This has been discussed on the RO discussion list. What follows is a summary of the results of the discussion.

The RO epistemic relationship definitions are strongly informed by David Schum's work, particularly "Thoughts about a science of evidence" ( http://www.evidencescience.org/content/Science.doc\) and Anderson, T., Schum, D., Twining, W. Analysis of Evidence, 2nd ed. Cambridge University Press, 2005

All epistemic relations are meta-level instance relationships. That is, they relate evidence to a proposition. They are therefore expressible only in OWL Full. Epistemic relations cannot be modeled as an owl:AnnotationProperty because one cannot define subproperties or domain/range constraints for annotation properties.
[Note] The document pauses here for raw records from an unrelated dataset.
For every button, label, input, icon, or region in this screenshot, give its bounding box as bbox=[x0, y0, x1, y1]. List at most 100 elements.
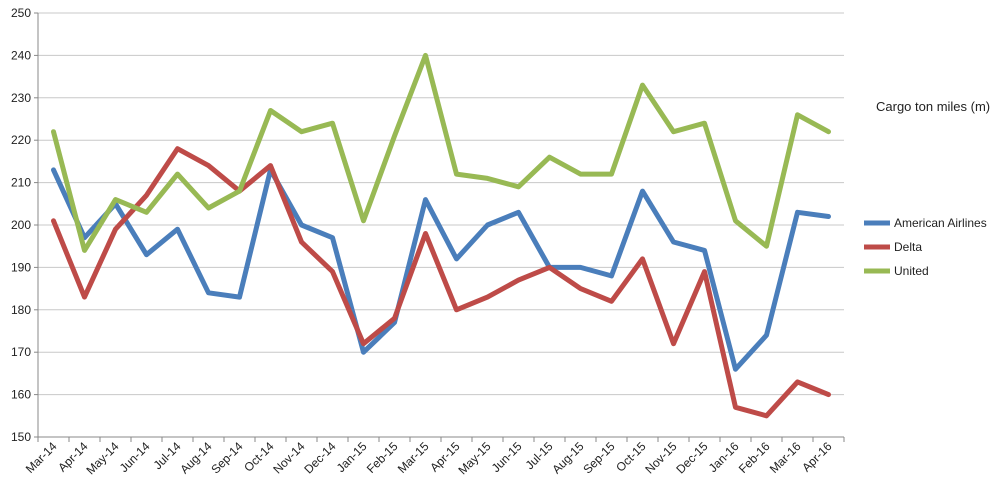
data-point bbox=[485, 176, 490, 181]
data-point bbox=[702, 121, 707, 126]
y-tick-label: 230 bbox=[11, 91, 31, 105]
data-point bbox=[144, 193, 149, 198]
chart-title: Cargo ton miles (m) bbox=[876, 99, 990, 114]
data-point bbox=[454, 172, 459, 177]
series-line-1 bbox=[51, 146, 831, 419]
data-point bbox=[578, 286, 583, 291]
data-point bbox=[82, 248, 87, 253]
x-tick-label: Sep-15 bbox=[580, 439, 617, 476]
y-tick-label: 150 bbox=[11, 430, 31, 444]
data-point bbox=[485, 223, 490, 228]
x-tick-label: Feb-15 bbox=[364, 439, 401, 476]
x-tick-label: Nov-15 bbox=[642, 439, 679, 476]
x-tick-label: May-15 bbox=[455, 439, 493, 477]
data-point bbox=[826, 129, 831, 134]
data-point bbox=[702, 248, 707, 253]
data-point bbox=[578, 172, 583, 177]
x-tick-label: Mar-16 bbox=[767, 439, 804, 476]
x-tick-label: Oct-14 bbox=[241, 439, 277, 475]
data-point bbox=[733, 405, 738, 410]
data-point bbox=[392, 133, 397, 138]
data-point bbox=[423, 231, 428, 236]
data-point bbox=[609, 273, 614, 278]
data-point bbox=[671, 341, 676, 346]
x-tick-label: May-14 bbox=[83, 439, 121, 477]
data-point bbox=[206, 206, 211, 211]
data-point bbox=[330, 235, 335, 240]
data-point bbox=[795, 379, 800, 384]
data-point bbox=[795, 112, 800, 117]
x-tick-label: Jun-15 bbox=[489, 439, 525, 475]
data-point bbox=[330, 121, 335, 126]
data-point bbox=[671, 239, 676, 244]
data-point bbox=[826, 392, 831, 397]
data-point bbox=[175, 227, 180, 232]
data-point bbox=[144, 210, 149, 215]
data-point bbox=[795, 210, 800, 215]
data-point bbox=[299, 129, 304, 134]
series-lines bbox=[51, 52, 831, 419]
y-tick-label: 250 bbox=[11, 6, 31, 20]
data-point bbox=[485, 295, 490, 300]
data-point bbox=[268, 108, 273, 113]
data-point bbox=[82, 295, 87, 300]
y-tick-label: 200 bbox=[11, 218, 31, 232]
x-tick-label: Feb-16 bbox=[736, 439, 773, 476]
data-point bbox=[361, 350, 366, 355]
data-point bbox=[454, 256, 459, 261]
data-point bbox=[640, 83, 645, 88]
x-tick-label: Mar-14 bbox=[23, 439, 60, 476]
x-tick-label: Sep-14 bbox=[208, 439, 245, 476]
data-point bbox=[299, 223, 304, 228]
data-point bbox=[144, 252, 149, 257]
data-point bbox=[733, 367, 738, 372]
data-point bbox=[113, 227, 118, 232]
x-tick-label: Dec-15 bbox=[673, 439, 710, 476]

The top-level epistemic relationship is called "is_relevant_to" (along with its inverse, "has_evidence"). It relates evidence to a proposition. Evidence is an instance of an OBI:DENRIE (that is, an information entity that is either a collection of bits that can be interpreted by a computer or a dependent_continuant which conveys meaning and can be documented and communicated -- see https://wiki.cbil.upenn.edu/obiwiki/index.php/DigitalEntityTerms\). A proposition is a statement that can be either true or false. OBO propositions are OWL individual axioms (http://www.w3.org/TR/owl-ref/#Individual) whose class membership and property values are drawn from OBO ontologies. OBO propositions, so defined, may be coextensive with OBI:Hypothesis, which is not yet well defined.

Definitions:

IS_RELEVANT_TO / HAS_EVIDENCE

Evidence E RO_proposed:is_relevant_to proposition P iff E can be linked by inference to P. (See "Analysis of Evidence," 2nd edition, pp. 76-77) The OWL:inverse_of relationship is P RO_proposed:has_evidence E

SUPPORTS / IS_SUPPORTED_BY

Evidence E RO_proposed:supports proposition P iff E can be linked by inference to establishing that P is true. The OWL:inverse_of relationship is P RO_proposed:is_supported_by E.

CONTRADICTS / IS_CONTRADICTED_BY

Evidence E RO_proposed:contradicts proposition P iff E can be linked by inference to establishing that P is false. The inverse relationship is P RO_proposed:is_contradicted_by E.

Supports and contradicts relations are related to each other via negation of the proposition. Negation (and the term "not") are part of owl, so the following is not expressed in owl:

E supports P is-equivalent-to E contradicts (not P)

E contradicts P is-equivalent-to E supports (not P)

It is not clear if there is a need for analogous class-level relations; all OBO relations among universals are defined to be true (under all-some quantification). If class-level epistemic relations are necessary, their definition based on the instance-level relationships above is straightforward.